The turning point for me came in my senior year of college. I had blown my knee out for the second time and was really struggling. My world exploded around me. God got my attention…fully. I realized I was living selfishly and had just been going through the motions. God had a part of my heart but not all of it. I understood in a new way that I was broken and completely incapable of fixing myself. My best efforts had caused me to withdraw into a shell and make bad decisions. I couldn’t do life on my own. I had tried and failed miserably. I knew I needed to be transformed, to be made new, and that was only possible because Jesus made it so. For possibly the first time in my life I feel like I really understood what it meant to be redeemed. It wasn’t about being a slightly better version of me. It was about being rescued from myself and the mess I make of life. And I liked it.

I never wanted to be a pastor. My dad is a pastor, and though I respect him greatly, I have always liked doing my own thing. I like being different. But after interning in the children’s ministry at my church for three summers, I realized I loved investing in people’s lives. I loved spending time with students and I loved digging into the Bible with them. After college, I thought ministry might be in my future so I got involved with the student ministry at my church. I loved it. I loved everything about it. And more than just loving it, it felt like what I was created to do.

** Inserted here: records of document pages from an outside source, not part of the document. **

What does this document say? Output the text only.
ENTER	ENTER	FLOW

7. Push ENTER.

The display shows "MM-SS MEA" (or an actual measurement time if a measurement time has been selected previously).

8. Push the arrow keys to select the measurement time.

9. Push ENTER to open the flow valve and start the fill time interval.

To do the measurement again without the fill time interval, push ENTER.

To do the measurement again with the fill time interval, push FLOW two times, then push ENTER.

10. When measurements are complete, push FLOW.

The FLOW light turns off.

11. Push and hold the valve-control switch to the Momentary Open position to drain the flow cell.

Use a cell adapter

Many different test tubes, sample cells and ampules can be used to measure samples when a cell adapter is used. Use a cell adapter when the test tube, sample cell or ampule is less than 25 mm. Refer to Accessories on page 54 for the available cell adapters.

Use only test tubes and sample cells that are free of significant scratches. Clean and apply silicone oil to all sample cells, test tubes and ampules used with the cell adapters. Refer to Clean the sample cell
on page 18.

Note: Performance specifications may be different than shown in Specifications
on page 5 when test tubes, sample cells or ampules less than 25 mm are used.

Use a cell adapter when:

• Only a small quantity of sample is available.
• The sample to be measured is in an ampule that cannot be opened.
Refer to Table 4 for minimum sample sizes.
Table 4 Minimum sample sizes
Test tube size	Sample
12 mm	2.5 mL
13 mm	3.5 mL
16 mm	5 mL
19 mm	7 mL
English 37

I’m married to my best friend, Bethany. I like to meet people first because once they meet Bethany they like her more. She’s beautiful, kind, and funny but my favorite thing about her is that she pushes me to be better. I am deeply grateful for that. Together we live in perpetual exhaustion because of our three small children.

What I Do

My wife and I moved to Indiana to join The Ridge in January of 2017. We were looking to join a team that was committed to reaching their community with the hope of Jesus, where we could contribute and bring value. This job was a perfect fit. I am excited to dive into two areas of ministry that I care deeply about: unpacking the Bible to help people understand more about Jesus, and investing in children, students, and families. Explaining biblical truth in relevant, contextual ways is so life giving to me. I am a question-asker at heart, so I love engaging with people and digging into their hard questions. If you can’t get excited seeing Jesus transform people’s lives then there isn’t much that can excite you.

Life Before The Ridge

Before coming to The Ridge, I served as Teaching Pastor and Pastor to Students at Covenant Church in Doylestown, PA.

Words I Live By

I love James 1:22 – “Prove yourselves doers of the word and not merely hearers…” That verse speaks to my soul. I grew up in and around the church. The issue for me wasn’t that I didn’t know what was right…the issue was, was I willing to do that? That’s what James 1:22 says. It’s not enough to just know. Am I going to live out what I know to be true?

When I'm Not at Work, I...

Love stories. Love them. Can’t get enough. Because of that, I love reading and watching movies – the more creative and different the story and method of storytelling, the better. I’m also a sneakerhead. I love sneakers and enjoy hunting for stuff I like. I have…well, I have a lot of shoes.

Something that May Surprise You

I regularly got kicked out of 10th grade Spanish for talking too much. Maybe that’s not all that surprising.